487. Die Musik ist heilig oder profan. Das Heilige ist ihrer Würde ganz gemäß, und hier hat sie die größte Wirkung auf’s Leben, welche sich durch alle Zeiten und Epochen gleich bleibt. Die profane sollte durchaus heiter sein.
488. Eine Musik, die den heiligen und profanen Charakter vermischt, ist gottlos, und eine halbschürige, welche schwache, jammervolle, erbärmliche Empfindungen auszudrücken Belieben findet, ist abgeschmackt. Denn sie ist nicht ernst genug, um heilig zu sein, und es fehlt ihr der Hauptcharakter des Entgegengesetzten: die Heiterkeit.
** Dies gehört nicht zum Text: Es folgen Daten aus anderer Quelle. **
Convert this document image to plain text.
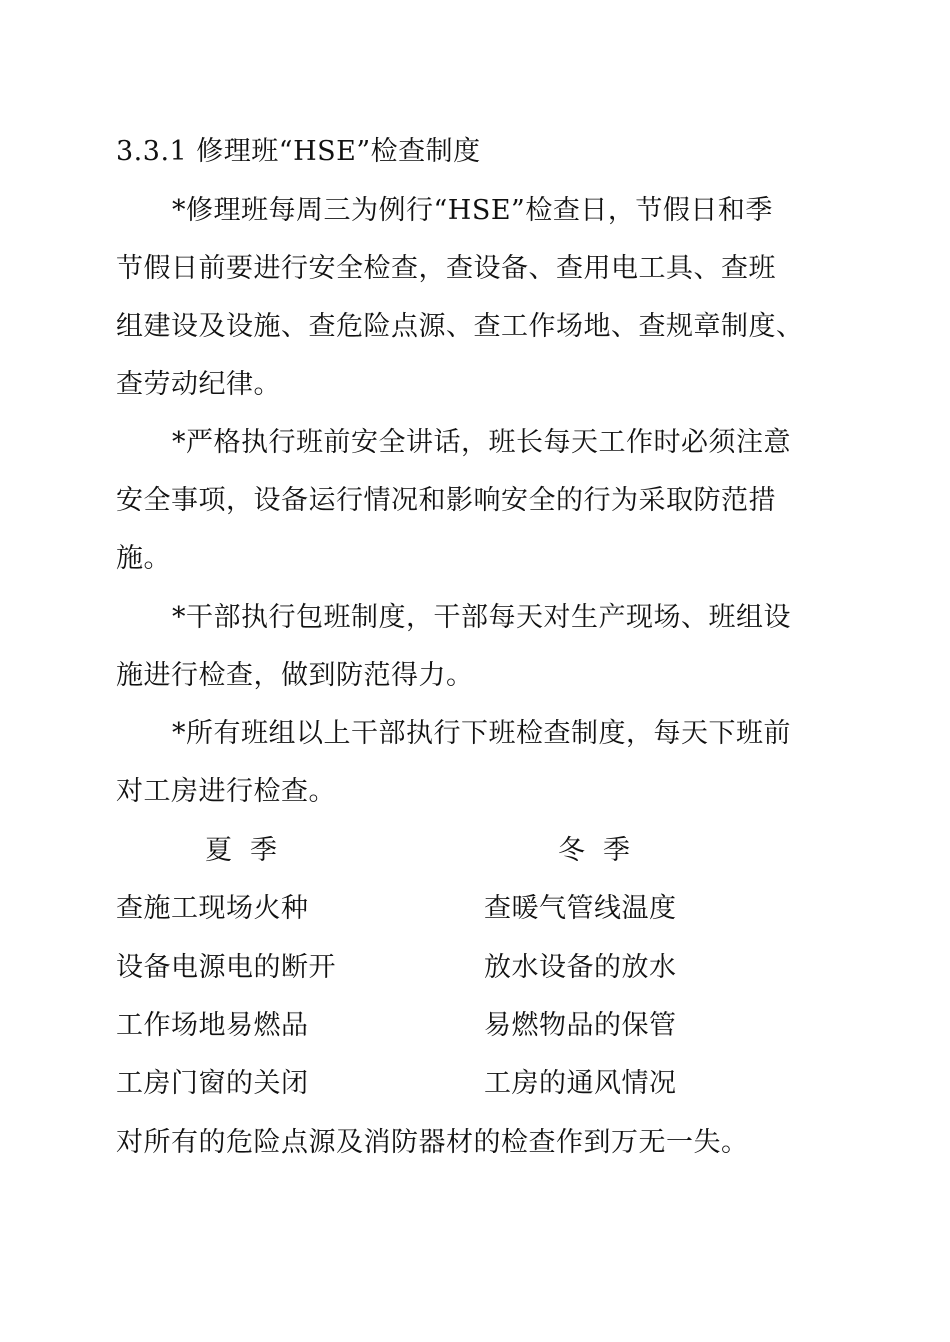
3.3.1 修理班“HSE”检查制度
*修理班每周三为例行“HSE”检查日，节假日和季
节假日前要进行安全检查，查设备、查用电工具、查班
组建设及设施、查危险点源、查工作场地、查规章制度、
查劳动纪律。
*严格执行班前安全讲话，班长每天工作时必须注意
安全事项，设备运行情况和影响安全的行为采取防范措
施。
*干部执行包班制度，干部每天对生产现场、班组设
施进行检查，做到防范得力。
*所有班组以上干部执行下班检查制度，每天下班前
对工房进行检查。
夏季	冬季
查施工现场火种	查暖气管线温度
设备电源电的断开	放水设备的放水
工作场地易燃品	易燃物品的保管
工房门窗的关闭	工房的通风情况
对所有的危险点源及消防器材的检查作到万无一失。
489. Die Heiligkeit der Kirchenmusiken, das Heitere und Neckische der Volksmelodien sind die beiden Angeln, um die sich die wahre Musik herumdreht. Auf diesen beiden Puncten beweis’t sie jederzeit eine unausbleibliche Wirkung: Andacht oder Tanz. Die Vermischung macht irre, die Verschwächung wird fade, und will die Musik sich an Lehrgedichte oder beschreibende und dergleichen wenden, so wird sie kalt.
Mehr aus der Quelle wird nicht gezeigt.